Differentiation is a tool in calculus that's extensively used in physics to describe the rate at which a quantity changes. In the context of electrostatics, differentiation allows us to find points where the electrostatic potential has a minimum or maximum value. By taking the derivative of the potential function with respect to position, we can locate points of equilibrium—where the electric field equals zero—or identify stable and unstable equilibrium positions.

To find these points mathematically, we take the derivative of the electrostatic potential with respect to position 'x' and set it to zero. This yields:\[ \dfrac{d(V)}{dx} = 0 \]Solving this equation provides us with the position(s) where the potential is extremized. Differentiation, therefore, is not just a mathematical abstraction but a powerful tool for predicting the behavior of physical systems under various forces.
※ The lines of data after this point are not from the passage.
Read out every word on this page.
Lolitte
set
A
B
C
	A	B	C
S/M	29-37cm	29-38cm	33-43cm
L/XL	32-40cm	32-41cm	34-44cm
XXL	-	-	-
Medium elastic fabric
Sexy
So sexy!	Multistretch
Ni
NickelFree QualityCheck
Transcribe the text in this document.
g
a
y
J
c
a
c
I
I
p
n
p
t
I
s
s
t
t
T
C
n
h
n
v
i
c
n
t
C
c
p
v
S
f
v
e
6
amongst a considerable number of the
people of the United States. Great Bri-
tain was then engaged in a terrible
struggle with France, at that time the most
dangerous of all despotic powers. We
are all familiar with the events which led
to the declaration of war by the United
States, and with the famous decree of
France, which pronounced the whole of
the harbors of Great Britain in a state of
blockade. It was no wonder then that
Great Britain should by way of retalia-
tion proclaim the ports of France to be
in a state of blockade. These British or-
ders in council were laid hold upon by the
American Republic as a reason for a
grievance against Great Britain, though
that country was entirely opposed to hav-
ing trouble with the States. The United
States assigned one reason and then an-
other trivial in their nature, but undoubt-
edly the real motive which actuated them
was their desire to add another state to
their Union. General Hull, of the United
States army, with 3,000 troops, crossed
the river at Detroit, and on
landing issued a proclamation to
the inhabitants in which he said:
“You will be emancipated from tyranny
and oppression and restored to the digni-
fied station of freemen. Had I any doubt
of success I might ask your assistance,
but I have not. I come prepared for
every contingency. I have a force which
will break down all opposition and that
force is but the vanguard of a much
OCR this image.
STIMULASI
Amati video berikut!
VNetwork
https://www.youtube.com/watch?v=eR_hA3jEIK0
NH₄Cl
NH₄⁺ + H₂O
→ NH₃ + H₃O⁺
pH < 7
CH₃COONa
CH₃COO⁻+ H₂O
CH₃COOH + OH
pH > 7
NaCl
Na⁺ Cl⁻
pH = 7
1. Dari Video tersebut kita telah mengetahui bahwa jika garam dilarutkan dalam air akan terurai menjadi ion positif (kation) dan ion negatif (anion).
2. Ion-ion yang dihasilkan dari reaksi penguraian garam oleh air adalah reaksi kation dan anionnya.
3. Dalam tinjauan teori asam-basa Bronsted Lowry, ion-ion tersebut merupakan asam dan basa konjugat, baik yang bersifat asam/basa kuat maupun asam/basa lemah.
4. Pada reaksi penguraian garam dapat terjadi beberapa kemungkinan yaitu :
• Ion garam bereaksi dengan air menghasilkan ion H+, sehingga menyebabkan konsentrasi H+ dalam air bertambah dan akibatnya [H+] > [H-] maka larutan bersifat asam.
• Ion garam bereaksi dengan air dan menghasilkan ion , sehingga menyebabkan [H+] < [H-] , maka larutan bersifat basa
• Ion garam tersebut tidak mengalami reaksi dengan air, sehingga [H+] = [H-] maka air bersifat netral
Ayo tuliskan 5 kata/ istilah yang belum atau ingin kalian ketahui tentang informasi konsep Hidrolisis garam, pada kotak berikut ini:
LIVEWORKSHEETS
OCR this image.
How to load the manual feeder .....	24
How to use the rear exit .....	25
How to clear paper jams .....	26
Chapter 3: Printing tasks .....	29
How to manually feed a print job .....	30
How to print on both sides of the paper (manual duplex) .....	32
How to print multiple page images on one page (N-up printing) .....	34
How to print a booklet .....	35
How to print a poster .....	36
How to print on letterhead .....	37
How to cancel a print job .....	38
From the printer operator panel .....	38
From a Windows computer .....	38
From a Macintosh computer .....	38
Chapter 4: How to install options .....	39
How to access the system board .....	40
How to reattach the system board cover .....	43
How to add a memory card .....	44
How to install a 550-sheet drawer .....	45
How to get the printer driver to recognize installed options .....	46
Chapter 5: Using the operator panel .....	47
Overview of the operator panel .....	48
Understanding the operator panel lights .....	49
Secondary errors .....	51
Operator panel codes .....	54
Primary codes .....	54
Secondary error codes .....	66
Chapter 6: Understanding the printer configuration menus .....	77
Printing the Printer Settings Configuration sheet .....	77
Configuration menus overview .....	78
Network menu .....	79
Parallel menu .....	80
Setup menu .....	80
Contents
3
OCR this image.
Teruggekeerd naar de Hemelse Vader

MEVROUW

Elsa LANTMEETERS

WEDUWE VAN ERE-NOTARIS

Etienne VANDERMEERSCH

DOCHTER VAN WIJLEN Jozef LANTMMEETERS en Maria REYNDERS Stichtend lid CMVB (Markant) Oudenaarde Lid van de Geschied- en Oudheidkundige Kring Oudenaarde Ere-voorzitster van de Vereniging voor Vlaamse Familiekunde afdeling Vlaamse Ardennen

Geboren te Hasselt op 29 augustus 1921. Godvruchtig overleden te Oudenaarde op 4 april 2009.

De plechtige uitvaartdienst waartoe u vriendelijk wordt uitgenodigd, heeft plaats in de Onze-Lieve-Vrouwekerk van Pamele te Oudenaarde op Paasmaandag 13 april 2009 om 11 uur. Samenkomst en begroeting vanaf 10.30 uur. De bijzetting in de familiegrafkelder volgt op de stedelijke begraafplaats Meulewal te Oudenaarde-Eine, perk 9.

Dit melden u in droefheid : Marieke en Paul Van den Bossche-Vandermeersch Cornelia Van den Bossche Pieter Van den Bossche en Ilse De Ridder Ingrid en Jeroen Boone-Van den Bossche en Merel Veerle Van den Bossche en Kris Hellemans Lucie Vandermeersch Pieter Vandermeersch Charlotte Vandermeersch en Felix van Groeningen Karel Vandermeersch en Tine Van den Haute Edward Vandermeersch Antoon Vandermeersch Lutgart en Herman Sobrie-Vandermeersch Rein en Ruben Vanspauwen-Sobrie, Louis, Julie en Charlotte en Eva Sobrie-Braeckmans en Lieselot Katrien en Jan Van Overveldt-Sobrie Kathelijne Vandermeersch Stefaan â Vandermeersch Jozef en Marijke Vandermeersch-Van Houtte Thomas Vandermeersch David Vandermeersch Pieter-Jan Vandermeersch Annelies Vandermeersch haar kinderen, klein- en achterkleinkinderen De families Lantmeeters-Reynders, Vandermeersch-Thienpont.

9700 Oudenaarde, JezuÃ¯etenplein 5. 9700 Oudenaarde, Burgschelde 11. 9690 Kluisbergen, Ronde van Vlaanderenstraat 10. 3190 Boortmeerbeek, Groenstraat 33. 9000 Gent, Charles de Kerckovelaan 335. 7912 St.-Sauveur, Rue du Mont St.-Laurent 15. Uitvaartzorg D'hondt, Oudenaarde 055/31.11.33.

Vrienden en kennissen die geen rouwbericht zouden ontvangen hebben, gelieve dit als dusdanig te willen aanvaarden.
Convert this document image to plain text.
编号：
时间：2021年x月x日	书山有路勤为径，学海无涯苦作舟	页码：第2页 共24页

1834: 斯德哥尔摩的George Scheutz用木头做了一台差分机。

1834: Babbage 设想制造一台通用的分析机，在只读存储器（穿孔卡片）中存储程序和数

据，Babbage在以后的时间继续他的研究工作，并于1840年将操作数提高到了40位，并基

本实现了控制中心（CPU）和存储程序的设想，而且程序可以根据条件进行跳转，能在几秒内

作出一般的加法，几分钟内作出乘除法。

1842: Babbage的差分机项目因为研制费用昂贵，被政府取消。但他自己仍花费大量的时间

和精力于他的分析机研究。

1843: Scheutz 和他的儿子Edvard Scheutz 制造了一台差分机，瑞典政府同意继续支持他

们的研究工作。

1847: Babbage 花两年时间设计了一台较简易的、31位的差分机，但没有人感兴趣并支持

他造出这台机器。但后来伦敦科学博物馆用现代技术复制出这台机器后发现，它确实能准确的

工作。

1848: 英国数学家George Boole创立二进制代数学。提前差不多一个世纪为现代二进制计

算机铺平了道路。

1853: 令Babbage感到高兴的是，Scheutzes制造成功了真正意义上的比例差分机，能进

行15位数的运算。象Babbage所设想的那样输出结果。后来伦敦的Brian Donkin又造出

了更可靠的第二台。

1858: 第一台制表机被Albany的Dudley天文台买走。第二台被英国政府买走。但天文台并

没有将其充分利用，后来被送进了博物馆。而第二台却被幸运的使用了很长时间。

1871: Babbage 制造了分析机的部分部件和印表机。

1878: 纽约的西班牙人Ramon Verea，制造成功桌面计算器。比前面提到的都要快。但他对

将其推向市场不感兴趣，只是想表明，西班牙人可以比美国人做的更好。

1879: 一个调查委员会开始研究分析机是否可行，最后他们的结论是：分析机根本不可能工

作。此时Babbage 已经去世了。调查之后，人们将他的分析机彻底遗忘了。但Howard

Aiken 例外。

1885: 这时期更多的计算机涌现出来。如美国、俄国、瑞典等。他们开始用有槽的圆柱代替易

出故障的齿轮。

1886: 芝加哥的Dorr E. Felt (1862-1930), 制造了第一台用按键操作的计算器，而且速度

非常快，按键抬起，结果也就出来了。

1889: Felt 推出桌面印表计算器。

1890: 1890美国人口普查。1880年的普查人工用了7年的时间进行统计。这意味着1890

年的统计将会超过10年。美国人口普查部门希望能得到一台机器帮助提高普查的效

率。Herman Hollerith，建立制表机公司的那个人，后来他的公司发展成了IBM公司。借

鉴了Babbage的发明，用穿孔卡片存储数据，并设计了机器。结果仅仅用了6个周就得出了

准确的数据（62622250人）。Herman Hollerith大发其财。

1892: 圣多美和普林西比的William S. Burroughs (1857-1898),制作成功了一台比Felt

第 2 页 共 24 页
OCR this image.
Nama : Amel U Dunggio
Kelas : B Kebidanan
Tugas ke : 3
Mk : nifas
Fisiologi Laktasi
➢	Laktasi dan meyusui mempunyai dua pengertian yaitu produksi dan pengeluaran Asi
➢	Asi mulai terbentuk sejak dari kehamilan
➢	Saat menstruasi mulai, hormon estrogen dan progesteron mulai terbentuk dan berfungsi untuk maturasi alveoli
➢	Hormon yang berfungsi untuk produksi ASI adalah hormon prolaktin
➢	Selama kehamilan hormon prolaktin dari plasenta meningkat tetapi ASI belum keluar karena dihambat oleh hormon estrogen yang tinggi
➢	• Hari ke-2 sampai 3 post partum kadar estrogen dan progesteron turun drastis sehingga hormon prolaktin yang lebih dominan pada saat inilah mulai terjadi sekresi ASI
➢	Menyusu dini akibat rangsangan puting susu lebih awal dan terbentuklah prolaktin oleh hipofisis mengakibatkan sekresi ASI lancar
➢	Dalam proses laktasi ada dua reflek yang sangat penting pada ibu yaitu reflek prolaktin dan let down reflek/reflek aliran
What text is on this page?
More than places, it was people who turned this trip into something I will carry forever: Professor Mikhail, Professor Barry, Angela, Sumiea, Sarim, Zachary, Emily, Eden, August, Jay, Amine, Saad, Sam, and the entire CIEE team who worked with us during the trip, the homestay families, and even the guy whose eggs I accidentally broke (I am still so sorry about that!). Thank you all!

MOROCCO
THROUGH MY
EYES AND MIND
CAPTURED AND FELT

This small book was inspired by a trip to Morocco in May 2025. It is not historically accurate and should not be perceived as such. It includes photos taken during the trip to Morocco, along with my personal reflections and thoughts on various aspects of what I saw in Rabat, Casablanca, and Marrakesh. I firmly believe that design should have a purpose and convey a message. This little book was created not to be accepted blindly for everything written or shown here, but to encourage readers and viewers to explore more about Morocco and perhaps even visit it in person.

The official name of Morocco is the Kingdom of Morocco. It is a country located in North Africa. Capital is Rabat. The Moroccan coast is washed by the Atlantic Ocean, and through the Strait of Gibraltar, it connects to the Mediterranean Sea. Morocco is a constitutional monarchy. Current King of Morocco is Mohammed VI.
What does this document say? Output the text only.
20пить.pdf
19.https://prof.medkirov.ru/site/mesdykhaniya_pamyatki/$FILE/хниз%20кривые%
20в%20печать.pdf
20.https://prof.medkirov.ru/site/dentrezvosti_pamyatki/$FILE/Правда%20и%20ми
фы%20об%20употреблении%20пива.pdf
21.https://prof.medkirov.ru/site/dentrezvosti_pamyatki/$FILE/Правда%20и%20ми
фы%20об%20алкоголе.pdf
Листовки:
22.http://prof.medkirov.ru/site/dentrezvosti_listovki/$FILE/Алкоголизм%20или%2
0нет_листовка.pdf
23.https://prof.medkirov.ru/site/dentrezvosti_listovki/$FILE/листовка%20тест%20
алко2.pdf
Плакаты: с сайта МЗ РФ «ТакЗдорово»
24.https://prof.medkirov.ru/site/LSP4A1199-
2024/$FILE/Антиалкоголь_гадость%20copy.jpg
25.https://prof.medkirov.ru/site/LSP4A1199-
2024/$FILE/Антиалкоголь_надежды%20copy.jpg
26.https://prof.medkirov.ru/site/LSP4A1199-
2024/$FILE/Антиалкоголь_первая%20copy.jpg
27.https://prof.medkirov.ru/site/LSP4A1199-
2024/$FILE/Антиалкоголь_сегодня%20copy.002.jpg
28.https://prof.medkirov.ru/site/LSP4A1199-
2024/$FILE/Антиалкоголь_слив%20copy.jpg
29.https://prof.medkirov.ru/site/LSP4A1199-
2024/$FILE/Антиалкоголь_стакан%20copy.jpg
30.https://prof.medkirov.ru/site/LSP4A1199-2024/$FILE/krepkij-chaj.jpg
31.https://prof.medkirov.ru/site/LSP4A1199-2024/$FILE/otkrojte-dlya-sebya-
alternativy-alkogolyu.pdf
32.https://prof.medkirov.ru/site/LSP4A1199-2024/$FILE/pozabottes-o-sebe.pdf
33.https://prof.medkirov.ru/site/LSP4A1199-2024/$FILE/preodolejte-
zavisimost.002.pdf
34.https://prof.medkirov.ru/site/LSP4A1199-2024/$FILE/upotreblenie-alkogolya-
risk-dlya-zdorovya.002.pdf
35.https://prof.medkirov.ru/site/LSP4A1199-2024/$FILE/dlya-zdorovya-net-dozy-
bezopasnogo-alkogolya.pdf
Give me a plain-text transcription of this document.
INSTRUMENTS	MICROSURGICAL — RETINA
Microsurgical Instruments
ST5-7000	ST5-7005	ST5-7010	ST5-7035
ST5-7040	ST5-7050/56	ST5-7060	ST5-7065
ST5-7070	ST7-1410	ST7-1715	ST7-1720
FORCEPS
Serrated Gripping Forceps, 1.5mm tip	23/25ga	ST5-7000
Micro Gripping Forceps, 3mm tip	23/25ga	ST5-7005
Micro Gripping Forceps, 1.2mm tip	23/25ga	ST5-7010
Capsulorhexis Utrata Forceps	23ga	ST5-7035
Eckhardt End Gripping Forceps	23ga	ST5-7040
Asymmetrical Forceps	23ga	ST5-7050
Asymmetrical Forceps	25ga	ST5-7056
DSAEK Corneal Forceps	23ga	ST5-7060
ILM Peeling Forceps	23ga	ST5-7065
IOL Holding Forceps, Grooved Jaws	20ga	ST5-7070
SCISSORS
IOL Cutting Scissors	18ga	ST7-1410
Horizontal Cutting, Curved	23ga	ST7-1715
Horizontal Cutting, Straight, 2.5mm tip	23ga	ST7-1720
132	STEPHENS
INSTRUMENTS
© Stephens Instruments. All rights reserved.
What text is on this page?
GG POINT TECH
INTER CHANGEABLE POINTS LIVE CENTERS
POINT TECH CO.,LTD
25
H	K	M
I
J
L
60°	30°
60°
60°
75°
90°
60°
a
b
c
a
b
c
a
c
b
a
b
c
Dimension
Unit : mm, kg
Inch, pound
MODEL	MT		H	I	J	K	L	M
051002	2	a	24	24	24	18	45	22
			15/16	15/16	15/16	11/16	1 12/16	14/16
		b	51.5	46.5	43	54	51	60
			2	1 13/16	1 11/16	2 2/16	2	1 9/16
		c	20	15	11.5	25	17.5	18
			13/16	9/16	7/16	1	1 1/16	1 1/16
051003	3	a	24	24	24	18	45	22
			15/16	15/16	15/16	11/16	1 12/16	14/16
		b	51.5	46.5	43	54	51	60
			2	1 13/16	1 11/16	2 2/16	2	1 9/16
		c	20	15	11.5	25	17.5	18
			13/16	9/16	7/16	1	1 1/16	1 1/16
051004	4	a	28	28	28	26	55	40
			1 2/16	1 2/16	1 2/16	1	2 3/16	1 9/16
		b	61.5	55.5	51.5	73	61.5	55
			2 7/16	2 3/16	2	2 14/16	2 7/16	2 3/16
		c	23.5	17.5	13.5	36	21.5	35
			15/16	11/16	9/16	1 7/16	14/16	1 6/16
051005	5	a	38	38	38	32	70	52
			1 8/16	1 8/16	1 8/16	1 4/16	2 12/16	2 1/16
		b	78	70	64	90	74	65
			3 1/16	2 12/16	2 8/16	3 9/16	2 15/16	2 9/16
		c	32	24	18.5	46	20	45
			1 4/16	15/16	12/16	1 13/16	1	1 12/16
Superposition Principle in Electrostatics

The superposition principle is a cornerstone in electrostatics, stating that the total electrostatic potential at a particular point is the algebraic sum of the potentials due to each individual charge. This principle is based on the linearity of electric fields and potentials, implying that each charge contributes independently to the total potential, and these contributions can simply be added together.

In practice, like in the given exercise, if we have more than one charge, we first compute the potential due to each charge at the point of interest separately, using the electrostatic potential formula. We then sum up these potentials to get the total potential at that point, such as:\[ V_{total} = V_1 + V_2 \] where \(V_1\) and \(V_2\) are the potentials due to the first and second charges, respectively. This principle simplifies the analysis of systems with multiple charges and forms a fundamental aspect of solving complex problems in electrostatics.